Ehre sei Müller-Stahl

Der rühmanneske Wahl-Lübecker ist 75 Jahre alt und deshalb jetzt Opfer von Peter Harry Carstensen (CDU)

Manchmal sollen Ehrungen vor allem denjenigen beglänzen, der sie austeilt. Gestern ehrte – nach Redaktionsschluss – der schleswig-holsteinische Ministerpräsident den berühmtesten lebenden deutschen Schauspieler. Eine Schauspieler-Ehrung ist immer die Feier gewisser Projektionen – weshalb besser nicht über den Festakt berichtet wird. Sondern spekuliert.

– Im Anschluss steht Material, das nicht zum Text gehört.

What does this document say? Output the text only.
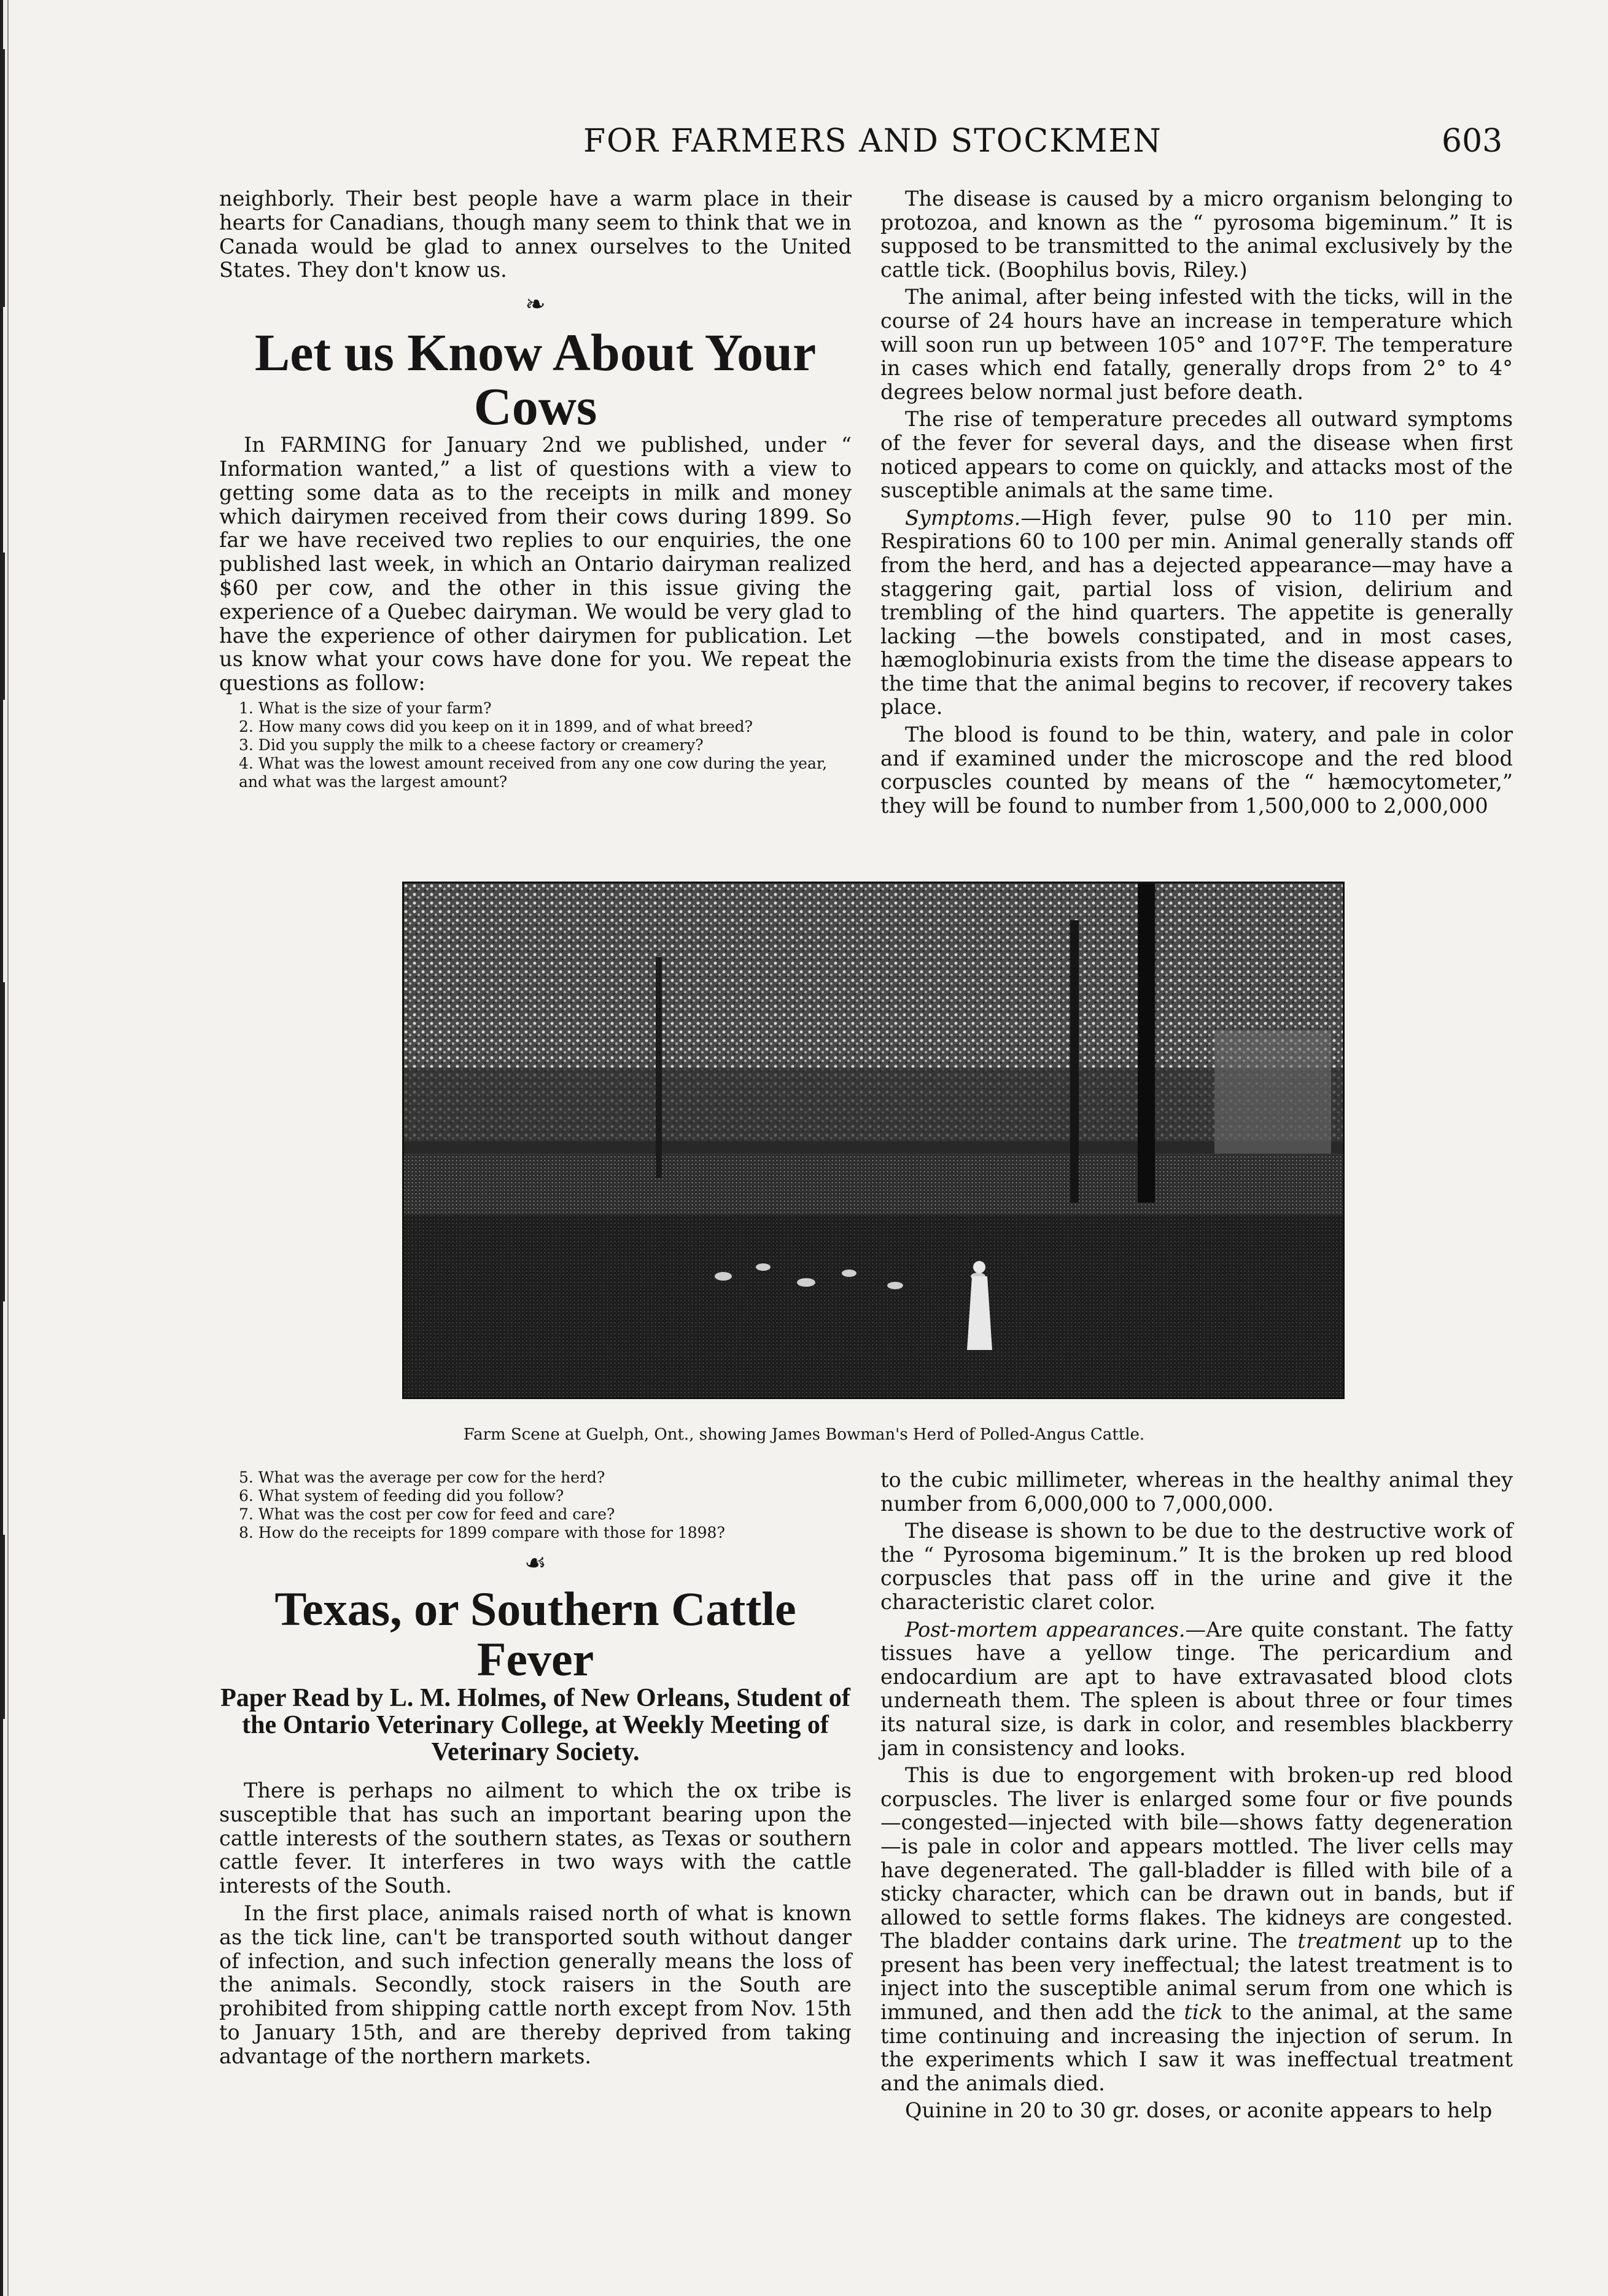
FOR FARMERS AND STOCKMEN	603

neighborly. Their best people have a warm place in their hearts for Canadians, though many seem to think that we in Canada would be glad to annex ourselves to the United States. They don't know us.

❧
Let us Know About Your Cows

In FARMING for January 2nd we published, under “ Information wanted,” a list of questions with a view to getting some data as to the receipts in milk and money which dairymen received from their cows during 1899. So far we have received two replies to our enquiries, the one published last week, in which an Ontario dairyman realized $60 per cow, and the other in this issue giving the experience of a Quebec dairyman. We would be very glad to have the experience of other dairymen for publication. Let us know what your cows have done for you. We repeat the questions as follow:

1. What is the size of your farm?
2. How many cows did you keep on it in 1899, and of what breed?
3. Did you supply the milk to a cheese factory or creamery?
4. What was the lowest amount received from any one cow during the year, and what was the largest amount?

The disease is caused by a micro organism belonging to protozoa, and known as the “ pyrosoma bigeminum.” It is supposed to be transmitted to the animal exclusively by the cattle tick. (Boophilus bovis, Riley.)

The animal, after being infested with the ticks, will in the course of 24 hours have an increase in temperature which will soon run up between 105° and 107°F. The temperature in cases which end fatally, generally drops from 2° to 4° degrees below normal just before death.

The rise of temperature precedes all outward symptoms of the fever for several days, and the disease when first noticed appears to come on quickly, and attacks most of the susceptible animals at the same time.

Symptoms.—High fever, pulse 90 to 110 per min. Respirations 60 to 100 per min. Animal generally stands off from the herd, and has a dejected appearance—may have a staggering gait, partial loss of vision, delirium and trembling of the hind quarters. The appetite is generally lacking —the bowels constipated, and in most cases, hæmoglobinuria exists from the time the disease appears to the time that the animal begins to recover, if recovery takes place.

The blood is found to be thin, watery, and pale in color and if examined under the microscope and the red blood corpuscles counted by means of the “ hæmocytometer,” they will be found to number from 1,500,000 to 2,000,000

Farm Scene at Guelph, Ont., showing James Bowman's Herd of Polled-Angus Cattle.
5. What was the average per cow for the herd?
6. What system of feeding did you follow?
7. What was the cost per cow for feed and care?
8. How do the receipts for 1899 compare with those for 1898?
☙
Texas, or Southern Cattle Fever
Paper Read by L. M. Holmes, of New Orleans, Student of the Ontario Veterinary College, at Weekly Meeting of Veterinary Society.

There is perhaps no ailment to which the ox tribe is susceptible that has such an important bearing upon the cattle interests of the southern states, as Texas or southern cattle fever. It interferes in two ways with the cattle interests of the South.

In the first place, animals raised north of what is known as the tick line, can't be transported south without danger of infection, and such infection generally means the loss of the animals. Secondly, stock raisers in the South are prohibited from shipping cattle north except from Nov. 15th to January 15th, and are thereby deprived from taking advantage of the northern markets.

to the cubic millimeter, whereas in the healthy animal they number from 6,000,000 to 7,000,000.

The disease is shown to be due to the destructive work of the “ Pyrosoma bigeminum.” It is the broken up red blood corpuscles that pass off in the urine and give it the characteristic claret color.

Post-mortem appearances.—Are quite constant. The fatty tissues have a yellow tinge. The pericardium and endocardium are apt to have extravasated blood clots underneath them. The spleen is about three or four times its natural size, is dark in color, and resembles blackberry jam in consistency and looks.

This is due to engorgement with broken-up red blood corpuscles. The liver is enlarged some four or five pounds —congested—injected with bile—shows fatty degeneration —is pale in color and appears mottled. The liver cells may have degenerated. The gall-bladder is filled with bile of a sticky character, which can be drawn out in bands, but if allowed to settle forms flakes. The kidneys are congested. The bladder contains dark urine. The treatment up to the present has been very ineffectual; the latest treatment is to inject into the susceptible animal serum from one which is immuned, and then add the tick to the animal, at the same time continuing and increasing the injection of serum. In the experiments which I saw it was ineffectual treatment and the animals died.

Quinine in 20 to 30 gr. doses, or aconite appears to help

Der Schauspieler ist natürlich Armin Müller-Stahl, der soeben 75 Jahre alt geworden ist. Und Schleswig-Holsteins Ministerpräsident ist jener Mann, den der jetzige Oppositionsführer im Kieler Landtag einmal als seinen „dicken peinlichen Verlobten“ bezeichnet hat. Peter Harry Carstensen (CDU) durfte gestern Abend also dem Weltstar die Hand schütteln.

Aber Vorsicht! Müller-Stahl wirkt zwar immer so rühmannesk betulich. Doch der tut nur so. Wenn er seine Rolle annimmt, und sie Oscar-reif ausfüllt, wie diesen, sagen wir mal: konservative Erzieher-Ideale verkörpernden Vater in Shine (1996), dann tun sich Abgründe auf. Dieser Mann ist gefährlich. Einmal, weil er auch schon den Hitler gespielt hat – in seinem einzigen eigenen Film, und zwar als einen in einem Kellerloch hausenden, mit Erbsenpistolen hantierenden Greis: Viel tattriger und echter als Bruno Ganz.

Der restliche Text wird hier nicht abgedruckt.